尚未清楚实情的冷逸天,就这么自个揣测,他想劝冷睿渊,却又不知从何开始,直到看见冷睿渊出手锤墙发泄心中悲愤,他这才赶忙上前阻止,“师父,别,别这样!”
冷睿渊不理会,继续自残。
冷逸天更加胆战心慌,紧紧搂住冷睿渊,哭着控诉出来,“师父,请别再伤害自己,为了那样一个女人,不值得,真的不值得!你不是早就看清楚她了吗?不是早就知道她是个坏人吗?如今,多一个坏处而已,故你根本没必要为这样的人而自个伤害,她会受报应的,皇后娘娘一定不会放过她!”
皇后娘娘!
一听这个称号,冷睿渊眼前再次涌现出冷君柔的面容,想起曾经与她的种种过节,想起自己是如何伤害她。
难怪她口口声声地说自己是负心汉,自己不得好死,会天打雷劈;她说的对,自己确实该下地狱!
想罢,冷睿渊更加愧悔万分,痛哭流涕,“是的,她不会放过上官燕,不会放过我,她说得对,我抛妻弃女,不得好死,为了一个野种,我竟然伤了自己的亲骨肉,一直以来,我都活在一个笑话当中,我冷睿渊是个笑话,是个蠢蛋,是个乌龟王八蛋,是这世上,最可悲最可怜的人,是我,是我!”
听到此,冷逸天动作倏忽停下,呆若木鸡。师父在说什么?难道……难道师父恢复了记忆?记起了冷君柔和她娘亲?冷君柔真的是……师父的女儿?
“逸天,笑我吧,快笑我吧,我这么可笑,我太可笑了,我真可笑,哈哈哈哈哈……”
“师父,别这样,来,我带你出去,我们去看看坏人的下场,看她的报应。
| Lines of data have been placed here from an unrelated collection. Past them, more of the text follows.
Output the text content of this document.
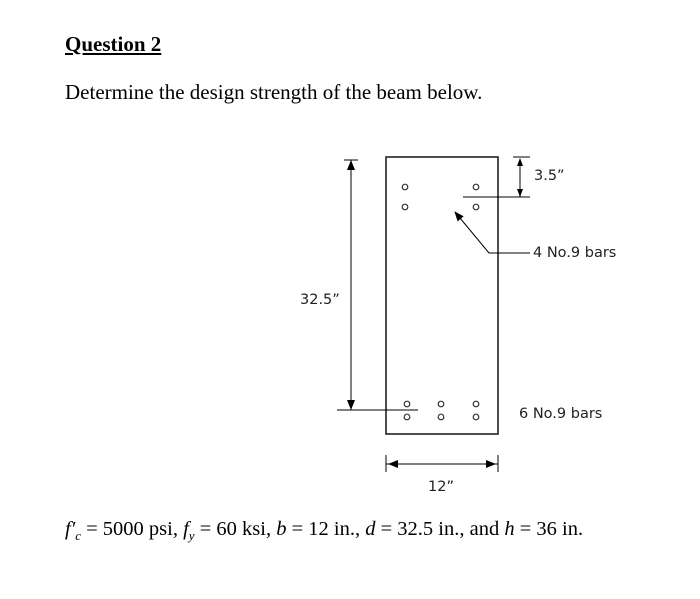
Question 2

Determine the design strength of the beam below.

32.5”
3.5”
4 No.9 bars
6 No.9 bars
12”

$f'_c = 5000$ psi, $f_y = 60$ ksi, b = 12 in., d = 32.5 in., and h = 36 in.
”冷逸天含着泪,突然搀扶起冷睿渊。
冷睿渊也不拒绝,依然深深陷在自己的悲痛绝望世界,对周遭的一切,再也没有知觉……
另一边厢,李浩和蓝子轩押着上官燕走出牢房,停在监牢大门口的空地上。
上官燕终于得以见天日,心情高亢无比,一双媚眼到处扫视,却不见自己渴盼的那个人,不由又张口大骂,“启富呢?不是说带我去见启富吗?他在哪?启富,启富,我是燕儿,是你的燕儿小姐,你快出来……”
古煊拥着冷君柔紧跟在后,冷君柔先是离开古煊的身边,走近上官燕,看着上官燕抓狂的样子,眯着眼,冷冷地问,“怎么,真的要看启富?”
上官燕目光从四面八方收回,转为瞪着冷君柔,“快说,启富在哪?”
冷君柔扯唇,伸出食指,先是定在上官燕的眼前,而后极其缓慢地移动。
上官燕很不耐烦,可眼珠子还是紧紧追随冷君柔的手指而转动,看到不远处那个衣衫不整、残旧褴褛的男人时,倏然呆住。
“看到了吗?那就是林启富,是你的启富,他还真痴情,即便疯了嘴里仍念念不忘着他的燕儿小姐,念念不忘当年的风流艳事。”冷君柔故意把语调弄得怪里怪气,一副深深惋惜和悲叹状。
上官燕继续瞪大双眼,难以置信地盯着那个人影,然后,无法接受地吼,“不,他不是启富,绝对不是,冷君柔,你快说,你到底把启富藏在哪,快把他交出来!”
她咬牙切齿,凶残怒瞪着冷君柔,可惜她手脚被锁,根本动不了冷君柔。
冷君柔不理会,朝李浩打了一个眼色,李浩会意,把乞丐带了过来。
冷君柔又是刻意装成的古怪语气,马上对那乞丐道,“林启富,你不是找上官燕吗?她来了,她想着你呢,你快见见她吧。”
古煊一直陪在她的身边,边静静欣赏她对坏人的报复,边时刻保护着她。
听到冷君柔的话,乞丐原本呆滞的眼神窜起一丝光亮,抬头,看向上官燕,一会,摇头晃脑地否定,“不,她不是燕儿,她不是小姐,不是,不是!”
疯了这么多年的他,记忆中只是上官燕年轻的样子,如今上官燕已步入中年,加上坐牢颓然落魄,与以前根本是天渊之别,难怪认不出来。
至于上官燕,彻底地震住了。瞧着乞丐的面容轮廓,听着乞丐的声音,她俨如被雷电击中。
刚才在牢里,她过于希望被救,以致没有多加注意蓝子轩的嗓子,她想,时隔这么多年,嗓子变得低沉也很正常,可事实上,真正的林启富,声音根本没变到!
“上官燕,看吧,这就是你的情郎,你的奸夫,他疯了,是你造成的,是你把他赶走,他受不住打击,胡思乱想,于是疯了。”冷君柔再度做声,难得的冷嘲热讽,是的,这辈子她几乎从没对人用过这种语调这种心情,但如今,她感觉不到半点内疚,只因眼前这个毒妇应得如此。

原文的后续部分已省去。